Les résultats du recensement de 2010 ont mis en exergue l’ampleur et la nature des changements en cours dans les ghettos. Deux effets relevant de logiques différentes s’associent dans cette mise à mal des ghettos. Les premiers interviennent dans le registre foncier et immobilier et donnent à lire la réalité physique de quartiers qui rétrécissent par généralisation des terrains vagues et de la vacance résidentielle. Les seconds, d’ordre démographique et ethnique, participent de logiques plus larges tenant à la fois aux effets des politiques de déségrégation qui atténuent l’isolement des Afro-Américains dans la ville et à ceux de la diversification ethnique de ces quartiers suite à l’installation de nouveaux arrivants. 
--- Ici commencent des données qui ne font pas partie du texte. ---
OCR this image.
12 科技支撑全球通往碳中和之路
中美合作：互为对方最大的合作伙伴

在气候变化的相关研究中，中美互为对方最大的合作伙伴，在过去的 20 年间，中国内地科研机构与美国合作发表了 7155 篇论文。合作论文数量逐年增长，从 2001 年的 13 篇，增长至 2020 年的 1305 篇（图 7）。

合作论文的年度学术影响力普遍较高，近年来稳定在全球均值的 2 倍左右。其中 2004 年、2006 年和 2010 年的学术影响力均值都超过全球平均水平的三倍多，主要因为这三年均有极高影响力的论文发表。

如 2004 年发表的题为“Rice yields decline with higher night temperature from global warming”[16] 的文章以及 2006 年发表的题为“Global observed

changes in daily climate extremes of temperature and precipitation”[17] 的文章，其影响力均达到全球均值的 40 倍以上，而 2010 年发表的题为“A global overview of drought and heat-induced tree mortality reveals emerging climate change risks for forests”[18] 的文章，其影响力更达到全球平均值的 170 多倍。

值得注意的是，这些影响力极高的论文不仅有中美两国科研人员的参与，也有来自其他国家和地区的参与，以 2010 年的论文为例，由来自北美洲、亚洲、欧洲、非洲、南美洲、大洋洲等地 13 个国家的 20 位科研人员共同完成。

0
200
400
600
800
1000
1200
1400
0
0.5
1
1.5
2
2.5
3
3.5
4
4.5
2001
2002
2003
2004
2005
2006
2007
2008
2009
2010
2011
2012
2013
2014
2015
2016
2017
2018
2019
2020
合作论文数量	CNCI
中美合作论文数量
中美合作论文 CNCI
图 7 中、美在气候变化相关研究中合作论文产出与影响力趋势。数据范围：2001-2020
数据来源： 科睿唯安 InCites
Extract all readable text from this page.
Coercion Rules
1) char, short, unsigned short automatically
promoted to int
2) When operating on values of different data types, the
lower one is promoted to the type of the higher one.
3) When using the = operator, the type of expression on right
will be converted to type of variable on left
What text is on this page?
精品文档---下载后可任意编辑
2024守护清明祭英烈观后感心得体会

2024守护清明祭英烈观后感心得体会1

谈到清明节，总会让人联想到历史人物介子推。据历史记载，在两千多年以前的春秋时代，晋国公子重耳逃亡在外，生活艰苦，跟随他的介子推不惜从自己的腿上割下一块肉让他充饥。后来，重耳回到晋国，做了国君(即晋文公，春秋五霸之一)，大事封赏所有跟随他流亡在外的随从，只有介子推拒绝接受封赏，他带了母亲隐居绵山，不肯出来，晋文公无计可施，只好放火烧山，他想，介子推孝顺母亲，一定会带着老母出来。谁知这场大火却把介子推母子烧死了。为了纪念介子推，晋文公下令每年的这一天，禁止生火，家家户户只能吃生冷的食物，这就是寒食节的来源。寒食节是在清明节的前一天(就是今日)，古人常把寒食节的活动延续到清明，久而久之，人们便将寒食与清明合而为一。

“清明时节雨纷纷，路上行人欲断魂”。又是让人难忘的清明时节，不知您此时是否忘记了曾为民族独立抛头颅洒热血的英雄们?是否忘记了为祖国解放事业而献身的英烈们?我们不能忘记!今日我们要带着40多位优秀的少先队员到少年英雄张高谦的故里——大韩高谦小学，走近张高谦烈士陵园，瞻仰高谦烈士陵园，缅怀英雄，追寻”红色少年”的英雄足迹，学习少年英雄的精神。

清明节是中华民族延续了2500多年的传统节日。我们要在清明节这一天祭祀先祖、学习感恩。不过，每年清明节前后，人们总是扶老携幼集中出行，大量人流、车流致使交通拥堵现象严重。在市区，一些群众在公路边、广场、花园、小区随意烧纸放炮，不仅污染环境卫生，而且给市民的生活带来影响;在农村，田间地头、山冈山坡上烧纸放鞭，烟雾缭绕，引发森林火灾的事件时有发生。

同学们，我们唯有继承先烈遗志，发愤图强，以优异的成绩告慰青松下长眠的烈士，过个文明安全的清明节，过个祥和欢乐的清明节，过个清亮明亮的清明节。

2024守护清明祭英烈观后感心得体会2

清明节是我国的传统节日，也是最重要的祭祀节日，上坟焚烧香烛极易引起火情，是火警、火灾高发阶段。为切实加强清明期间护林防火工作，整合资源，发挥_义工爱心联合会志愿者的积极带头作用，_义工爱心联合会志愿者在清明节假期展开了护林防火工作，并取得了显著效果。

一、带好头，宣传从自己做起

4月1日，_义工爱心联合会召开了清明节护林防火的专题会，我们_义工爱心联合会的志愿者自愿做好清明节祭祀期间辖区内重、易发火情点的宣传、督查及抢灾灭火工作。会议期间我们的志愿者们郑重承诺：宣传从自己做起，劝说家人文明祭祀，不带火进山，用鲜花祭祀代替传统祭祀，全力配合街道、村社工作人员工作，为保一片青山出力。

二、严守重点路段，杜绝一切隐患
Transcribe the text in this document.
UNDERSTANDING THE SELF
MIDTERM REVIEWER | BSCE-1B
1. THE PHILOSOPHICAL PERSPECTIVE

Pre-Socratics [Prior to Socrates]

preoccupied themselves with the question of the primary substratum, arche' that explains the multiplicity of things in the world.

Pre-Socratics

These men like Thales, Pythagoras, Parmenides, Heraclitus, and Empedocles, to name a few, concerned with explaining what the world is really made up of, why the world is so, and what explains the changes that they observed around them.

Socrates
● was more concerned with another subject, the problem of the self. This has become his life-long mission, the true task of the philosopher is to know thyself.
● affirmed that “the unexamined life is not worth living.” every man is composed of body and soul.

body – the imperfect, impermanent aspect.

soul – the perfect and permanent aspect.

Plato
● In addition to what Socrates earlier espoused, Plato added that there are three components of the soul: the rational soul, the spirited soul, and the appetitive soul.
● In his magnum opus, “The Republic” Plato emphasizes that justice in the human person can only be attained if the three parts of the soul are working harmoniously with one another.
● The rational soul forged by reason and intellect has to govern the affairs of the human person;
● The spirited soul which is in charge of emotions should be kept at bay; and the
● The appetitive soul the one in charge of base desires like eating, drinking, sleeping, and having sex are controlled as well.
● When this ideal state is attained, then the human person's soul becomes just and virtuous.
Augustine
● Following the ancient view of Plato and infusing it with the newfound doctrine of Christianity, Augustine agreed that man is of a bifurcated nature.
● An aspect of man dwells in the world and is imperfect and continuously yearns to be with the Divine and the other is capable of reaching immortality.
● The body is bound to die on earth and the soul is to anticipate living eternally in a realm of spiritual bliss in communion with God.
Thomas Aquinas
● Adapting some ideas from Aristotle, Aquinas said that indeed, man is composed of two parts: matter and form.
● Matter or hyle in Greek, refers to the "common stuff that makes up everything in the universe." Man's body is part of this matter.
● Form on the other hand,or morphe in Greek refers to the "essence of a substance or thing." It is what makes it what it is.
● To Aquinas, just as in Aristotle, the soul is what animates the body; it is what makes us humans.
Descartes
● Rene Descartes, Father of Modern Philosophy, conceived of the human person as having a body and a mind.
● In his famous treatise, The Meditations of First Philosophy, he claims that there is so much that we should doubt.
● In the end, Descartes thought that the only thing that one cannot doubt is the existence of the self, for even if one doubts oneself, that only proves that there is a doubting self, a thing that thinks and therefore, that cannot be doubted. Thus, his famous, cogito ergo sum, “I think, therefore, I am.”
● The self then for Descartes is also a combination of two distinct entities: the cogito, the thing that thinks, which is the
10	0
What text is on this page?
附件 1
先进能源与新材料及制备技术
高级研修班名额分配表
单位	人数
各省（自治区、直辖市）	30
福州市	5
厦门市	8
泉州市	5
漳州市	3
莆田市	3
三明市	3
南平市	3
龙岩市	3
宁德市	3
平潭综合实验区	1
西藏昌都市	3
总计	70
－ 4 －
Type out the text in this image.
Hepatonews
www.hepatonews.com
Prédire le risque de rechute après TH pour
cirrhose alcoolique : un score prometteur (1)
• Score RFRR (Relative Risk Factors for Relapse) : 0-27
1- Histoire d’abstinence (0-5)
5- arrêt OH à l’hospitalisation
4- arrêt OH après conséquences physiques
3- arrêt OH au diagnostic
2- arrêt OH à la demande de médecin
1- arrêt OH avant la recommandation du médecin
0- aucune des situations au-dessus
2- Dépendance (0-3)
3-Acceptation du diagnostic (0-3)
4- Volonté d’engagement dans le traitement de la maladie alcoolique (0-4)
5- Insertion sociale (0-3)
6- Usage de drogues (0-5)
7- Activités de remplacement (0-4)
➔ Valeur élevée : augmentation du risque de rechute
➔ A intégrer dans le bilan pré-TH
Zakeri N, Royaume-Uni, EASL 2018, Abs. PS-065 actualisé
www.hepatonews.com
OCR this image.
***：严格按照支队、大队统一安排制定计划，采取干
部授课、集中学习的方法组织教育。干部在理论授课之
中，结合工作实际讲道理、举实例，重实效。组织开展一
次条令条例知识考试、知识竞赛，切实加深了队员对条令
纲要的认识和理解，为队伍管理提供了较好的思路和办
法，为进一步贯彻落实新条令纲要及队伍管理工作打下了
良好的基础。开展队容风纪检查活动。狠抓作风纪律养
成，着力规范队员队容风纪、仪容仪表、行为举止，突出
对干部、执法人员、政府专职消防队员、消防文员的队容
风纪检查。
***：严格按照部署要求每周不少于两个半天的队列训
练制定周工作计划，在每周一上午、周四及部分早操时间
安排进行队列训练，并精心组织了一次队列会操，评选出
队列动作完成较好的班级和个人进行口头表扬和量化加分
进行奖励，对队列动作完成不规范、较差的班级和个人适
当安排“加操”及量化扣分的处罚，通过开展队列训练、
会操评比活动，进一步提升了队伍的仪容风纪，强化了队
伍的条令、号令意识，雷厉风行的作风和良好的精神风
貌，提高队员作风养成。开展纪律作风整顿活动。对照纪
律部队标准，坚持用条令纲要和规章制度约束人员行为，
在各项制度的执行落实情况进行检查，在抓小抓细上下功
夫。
3.1. Les effets de la déségrégation : une transition ethnique en cours ?

Les politiques et pratiques de déségrégation/déconcentration des ghettos ne sont pas sans effet sur le niveau de ségrégation à l’échelle métropolitaine ni sur la composition raciale des ghettos. Pour les 100 plus grandes métropoles du pays, le recensement de 2010 fait état d’une baisse significative de la ségrégation résidentielle pour près des trois quarts d’entre elles. Concernant les Afro-Américains, analysé sur 30 ans (1980-2010), l’indice de dissimilarité du bureau fédéral du recensement révèle une diminution sensible des formes de ségrégation. Les Afro-Américains sont moins isolés spatialement que par le passé et leur proportion s’accroit au sein des quartiers pluriethniques. Les évolutions à la baisse des indices d’isolement ethnique des Afro-Américains et la hausse des indices de voisinage avec d’autres groupes ethniques confirment ces tendances [15]. À l’évidence, quoique ce point fasse l’objet de nombreuses discussions et polémiques [16], le changement en cours résulte en partie des effets des politiques de déségrégation qui ont permis à une partie de la classe moyenne noire de quitter les quartiers noirs pour des installations dans des quartiers pluriethniques. D’un autre côté, les quartiers noirs ont vu s’installer de nouveaux arrivants, issus des minorités hispaniques et asiatiques dans un mouvement classique d’installation / succession des vagues migratoires. C’est le cas par exemple du quartier de Northern Liberties à Philadelphie. Ce ghetto afro-américain, ancien quartier industriel en crise, a connu en moins de vingt ans une transition raciale encouragée par les pouvoirs publics et abrite désormais une majorité de Portoricains et de nouveaux arrivants (Asiatiques et Blancs).
Ségrégation et déségrégation entre 1890 et 2010
Source : US Census. Réalisation : D. Giband.

L’indice de dissimilarité, défini par Duncan en 1955, compare la distribution de deux groupes à travers des unités spatiales (quartiers, unités de recensement) et mesure leur séparation spatiale de 0 à 1.  L’indice d’isolement ethnique mesure de 0 à 1 la probabilité qu’un membre d’un groupe partage la même unité spatiale avec un membre de son propre groupe. La valeur 1 signifie que le groupe est totalement isolé dans les unités spatiales de l’espace urbain.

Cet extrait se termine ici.